Organization of the finances of Egypt and destruction of the Mamluk power enabled Muhammad Ali to widening his rule. He dispatched his able sons on military expeditions to the Hijaz, Sudan, Crete and the Morca. In 1833, Crete, Egypt, Syria, Adana and Tarsus were assigned to Muhammad Ali, for which he agreed to pay 150,000-Pound sterling a year tribute to Istanbul. His son Ibrahim governed Hijaz and Ethiopia consisting a few Red Sea ports, and later he became the governor of Syria also. Ali’s other son took Sudan and founded the city of Khartoum.

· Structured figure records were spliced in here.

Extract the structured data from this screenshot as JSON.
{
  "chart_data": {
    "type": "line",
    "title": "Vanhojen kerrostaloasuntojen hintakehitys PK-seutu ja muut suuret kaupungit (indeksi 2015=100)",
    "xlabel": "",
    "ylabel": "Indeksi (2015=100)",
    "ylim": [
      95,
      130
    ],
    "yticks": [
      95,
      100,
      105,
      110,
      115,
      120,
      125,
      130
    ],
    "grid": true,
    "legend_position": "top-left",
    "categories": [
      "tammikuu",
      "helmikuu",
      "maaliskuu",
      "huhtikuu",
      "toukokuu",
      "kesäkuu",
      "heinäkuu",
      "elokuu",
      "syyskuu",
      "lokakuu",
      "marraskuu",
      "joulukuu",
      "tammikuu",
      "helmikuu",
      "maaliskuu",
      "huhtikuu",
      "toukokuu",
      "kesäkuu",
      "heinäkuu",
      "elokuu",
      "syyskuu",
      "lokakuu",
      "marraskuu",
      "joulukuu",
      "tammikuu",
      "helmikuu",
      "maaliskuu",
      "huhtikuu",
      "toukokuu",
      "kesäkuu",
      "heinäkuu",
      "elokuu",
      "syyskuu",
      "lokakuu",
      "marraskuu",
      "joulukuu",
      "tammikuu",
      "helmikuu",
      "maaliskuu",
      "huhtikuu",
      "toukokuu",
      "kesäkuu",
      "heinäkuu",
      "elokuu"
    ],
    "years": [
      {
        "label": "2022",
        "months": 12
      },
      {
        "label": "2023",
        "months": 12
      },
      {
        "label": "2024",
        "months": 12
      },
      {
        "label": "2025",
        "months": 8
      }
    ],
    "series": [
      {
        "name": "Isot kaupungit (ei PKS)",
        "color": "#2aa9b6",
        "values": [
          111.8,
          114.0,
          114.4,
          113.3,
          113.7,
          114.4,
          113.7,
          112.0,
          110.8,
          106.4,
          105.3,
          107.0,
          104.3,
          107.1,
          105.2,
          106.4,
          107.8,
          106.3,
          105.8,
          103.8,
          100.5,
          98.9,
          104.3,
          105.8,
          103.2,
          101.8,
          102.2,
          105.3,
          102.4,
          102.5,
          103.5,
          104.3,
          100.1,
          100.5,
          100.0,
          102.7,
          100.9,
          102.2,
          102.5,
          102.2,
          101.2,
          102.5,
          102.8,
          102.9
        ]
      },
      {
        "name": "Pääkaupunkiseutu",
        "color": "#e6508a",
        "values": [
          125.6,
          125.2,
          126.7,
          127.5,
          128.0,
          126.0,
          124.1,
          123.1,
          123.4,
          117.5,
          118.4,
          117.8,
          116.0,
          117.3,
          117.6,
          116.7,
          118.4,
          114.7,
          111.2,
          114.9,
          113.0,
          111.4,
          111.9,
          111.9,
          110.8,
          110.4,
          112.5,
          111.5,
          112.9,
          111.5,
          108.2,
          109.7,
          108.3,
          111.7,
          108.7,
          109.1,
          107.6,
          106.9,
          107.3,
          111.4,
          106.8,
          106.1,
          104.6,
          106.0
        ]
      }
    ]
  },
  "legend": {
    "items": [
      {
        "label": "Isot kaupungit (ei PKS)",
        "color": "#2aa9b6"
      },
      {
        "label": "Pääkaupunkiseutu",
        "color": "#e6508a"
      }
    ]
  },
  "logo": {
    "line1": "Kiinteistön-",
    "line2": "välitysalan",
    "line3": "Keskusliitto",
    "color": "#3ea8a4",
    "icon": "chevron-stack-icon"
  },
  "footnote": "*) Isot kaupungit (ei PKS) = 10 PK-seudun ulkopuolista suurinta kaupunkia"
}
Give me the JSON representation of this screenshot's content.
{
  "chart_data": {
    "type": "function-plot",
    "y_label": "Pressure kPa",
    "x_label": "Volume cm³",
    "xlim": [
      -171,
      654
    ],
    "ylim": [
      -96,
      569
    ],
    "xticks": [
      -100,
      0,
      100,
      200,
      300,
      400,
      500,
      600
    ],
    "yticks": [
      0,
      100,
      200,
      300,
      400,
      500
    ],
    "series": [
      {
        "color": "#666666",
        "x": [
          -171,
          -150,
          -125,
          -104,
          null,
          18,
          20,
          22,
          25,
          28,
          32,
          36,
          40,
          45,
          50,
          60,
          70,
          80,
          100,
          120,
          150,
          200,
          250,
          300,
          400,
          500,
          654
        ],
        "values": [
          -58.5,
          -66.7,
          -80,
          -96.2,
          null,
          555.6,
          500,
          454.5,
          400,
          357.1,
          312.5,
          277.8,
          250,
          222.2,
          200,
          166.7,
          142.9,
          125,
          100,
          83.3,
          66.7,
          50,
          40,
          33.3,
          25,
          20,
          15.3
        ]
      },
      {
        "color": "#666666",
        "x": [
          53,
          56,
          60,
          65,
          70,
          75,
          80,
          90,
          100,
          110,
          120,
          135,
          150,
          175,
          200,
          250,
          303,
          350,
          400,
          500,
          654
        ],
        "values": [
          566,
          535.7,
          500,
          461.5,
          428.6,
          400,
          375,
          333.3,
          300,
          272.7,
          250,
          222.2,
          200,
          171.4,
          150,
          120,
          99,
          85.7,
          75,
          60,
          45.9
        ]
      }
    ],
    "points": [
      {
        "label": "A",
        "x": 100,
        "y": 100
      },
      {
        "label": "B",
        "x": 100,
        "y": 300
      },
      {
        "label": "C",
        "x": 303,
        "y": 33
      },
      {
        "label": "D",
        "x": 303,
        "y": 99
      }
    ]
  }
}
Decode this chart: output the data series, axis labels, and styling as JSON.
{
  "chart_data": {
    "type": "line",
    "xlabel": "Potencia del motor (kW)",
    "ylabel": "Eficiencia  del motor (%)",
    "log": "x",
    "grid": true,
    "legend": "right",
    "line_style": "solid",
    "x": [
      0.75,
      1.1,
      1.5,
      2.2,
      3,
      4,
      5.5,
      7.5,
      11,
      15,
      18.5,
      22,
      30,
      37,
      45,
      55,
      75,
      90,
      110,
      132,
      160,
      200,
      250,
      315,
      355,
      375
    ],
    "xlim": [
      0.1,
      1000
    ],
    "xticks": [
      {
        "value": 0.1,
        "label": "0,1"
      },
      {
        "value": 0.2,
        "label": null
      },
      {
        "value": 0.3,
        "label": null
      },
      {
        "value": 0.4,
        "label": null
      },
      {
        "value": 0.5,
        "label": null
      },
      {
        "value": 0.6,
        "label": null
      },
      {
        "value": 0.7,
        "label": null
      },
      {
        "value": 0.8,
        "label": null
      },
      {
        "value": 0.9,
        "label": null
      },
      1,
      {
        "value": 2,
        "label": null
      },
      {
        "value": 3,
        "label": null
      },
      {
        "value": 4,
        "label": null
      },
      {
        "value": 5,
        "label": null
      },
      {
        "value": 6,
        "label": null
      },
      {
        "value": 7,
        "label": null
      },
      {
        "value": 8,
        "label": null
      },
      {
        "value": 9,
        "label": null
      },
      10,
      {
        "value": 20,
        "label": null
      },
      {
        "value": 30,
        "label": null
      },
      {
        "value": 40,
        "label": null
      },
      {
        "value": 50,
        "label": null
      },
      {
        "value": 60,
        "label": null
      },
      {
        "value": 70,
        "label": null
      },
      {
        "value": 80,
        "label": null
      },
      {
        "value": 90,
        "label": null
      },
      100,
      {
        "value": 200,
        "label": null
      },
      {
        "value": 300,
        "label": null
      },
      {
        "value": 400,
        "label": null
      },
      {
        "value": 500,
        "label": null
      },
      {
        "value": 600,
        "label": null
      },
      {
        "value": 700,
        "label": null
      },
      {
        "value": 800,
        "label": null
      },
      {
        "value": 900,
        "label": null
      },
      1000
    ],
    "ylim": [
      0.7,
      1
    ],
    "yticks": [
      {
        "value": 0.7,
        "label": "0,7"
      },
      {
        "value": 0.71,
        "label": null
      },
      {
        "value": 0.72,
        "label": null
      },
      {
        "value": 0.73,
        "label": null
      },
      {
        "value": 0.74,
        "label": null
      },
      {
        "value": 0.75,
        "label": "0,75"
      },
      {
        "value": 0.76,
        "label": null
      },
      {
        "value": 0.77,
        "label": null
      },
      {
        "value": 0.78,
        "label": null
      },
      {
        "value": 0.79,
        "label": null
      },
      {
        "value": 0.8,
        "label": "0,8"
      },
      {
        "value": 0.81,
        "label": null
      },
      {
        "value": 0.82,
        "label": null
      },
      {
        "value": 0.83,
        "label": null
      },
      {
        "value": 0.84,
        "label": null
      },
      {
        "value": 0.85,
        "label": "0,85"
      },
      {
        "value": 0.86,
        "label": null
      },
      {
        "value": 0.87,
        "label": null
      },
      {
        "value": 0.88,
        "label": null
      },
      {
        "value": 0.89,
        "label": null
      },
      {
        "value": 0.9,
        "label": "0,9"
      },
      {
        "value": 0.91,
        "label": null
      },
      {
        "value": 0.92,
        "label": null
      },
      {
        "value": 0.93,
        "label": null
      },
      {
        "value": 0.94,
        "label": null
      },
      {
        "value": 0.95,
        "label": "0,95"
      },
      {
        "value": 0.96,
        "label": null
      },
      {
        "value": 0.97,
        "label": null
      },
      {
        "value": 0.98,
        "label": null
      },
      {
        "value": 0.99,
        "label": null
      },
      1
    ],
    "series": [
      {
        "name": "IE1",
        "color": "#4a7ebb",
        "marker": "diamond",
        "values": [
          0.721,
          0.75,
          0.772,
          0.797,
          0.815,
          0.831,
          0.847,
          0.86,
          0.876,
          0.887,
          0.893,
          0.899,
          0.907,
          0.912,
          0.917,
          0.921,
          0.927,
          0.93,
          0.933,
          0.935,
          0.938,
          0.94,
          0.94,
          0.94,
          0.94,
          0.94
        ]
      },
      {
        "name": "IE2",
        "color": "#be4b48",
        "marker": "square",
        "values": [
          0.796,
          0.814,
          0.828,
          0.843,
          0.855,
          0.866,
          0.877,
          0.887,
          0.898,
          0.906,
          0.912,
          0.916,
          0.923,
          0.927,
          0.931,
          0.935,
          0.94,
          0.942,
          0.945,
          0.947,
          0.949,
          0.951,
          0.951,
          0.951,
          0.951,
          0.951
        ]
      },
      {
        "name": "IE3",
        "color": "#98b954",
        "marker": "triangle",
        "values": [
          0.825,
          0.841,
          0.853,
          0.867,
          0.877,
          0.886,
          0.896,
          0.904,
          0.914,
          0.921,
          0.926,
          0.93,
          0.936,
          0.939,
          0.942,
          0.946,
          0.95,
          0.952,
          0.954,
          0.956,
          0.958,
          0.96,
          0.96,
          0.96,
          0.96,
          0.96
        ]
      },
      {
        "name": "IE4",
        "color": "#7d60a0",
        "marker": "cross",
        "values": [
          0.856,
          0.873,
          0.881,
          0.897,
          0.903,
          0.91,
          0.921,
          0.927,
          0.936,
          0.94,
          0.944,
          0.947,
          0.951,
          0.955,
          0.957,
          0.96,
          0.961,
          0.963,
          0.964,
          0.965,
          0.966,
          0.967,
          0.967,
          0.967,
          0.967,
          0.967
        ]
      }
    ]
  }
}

When Muhammad Ali declared his independence, Ottoman forces invaded Syria but were destroyed at Najib by Ibrahim in 1839. Five days later, Mahmud II died, and before July was out the Turkish fleet deserted to join the Egyptian at Alexandria. Muhammad Ali was now master of the situation, and the Porte prepared to surrender to his demands. However, a joint note from Austria, England, France, Prussia and Russia informed that they were concerned with the developments within the Middle East and recommended that no action be taken on Muhammad Ali’s claims without their approval. Later, after he refused the Treaty of London in 1840, signed by British, Russia, Prussia and Russia, Muhammad Ali had to face the military action against the four powers. Acre was captured by British-Austrian troops. Forcibly, Ali recalled his son Ibrahim from Syria and accepted the British term.

The defeats of 1840 and the diplomatic negotiation of 1841 gave Muhammad Ali full power in Egypt, but left him and old and broken man. However, ha has proved that he was a great ruler of Egypt who has reformed Egypt to modern country. He lived on until 1849, however, in 1847 the government passed to his grandson, Abbas.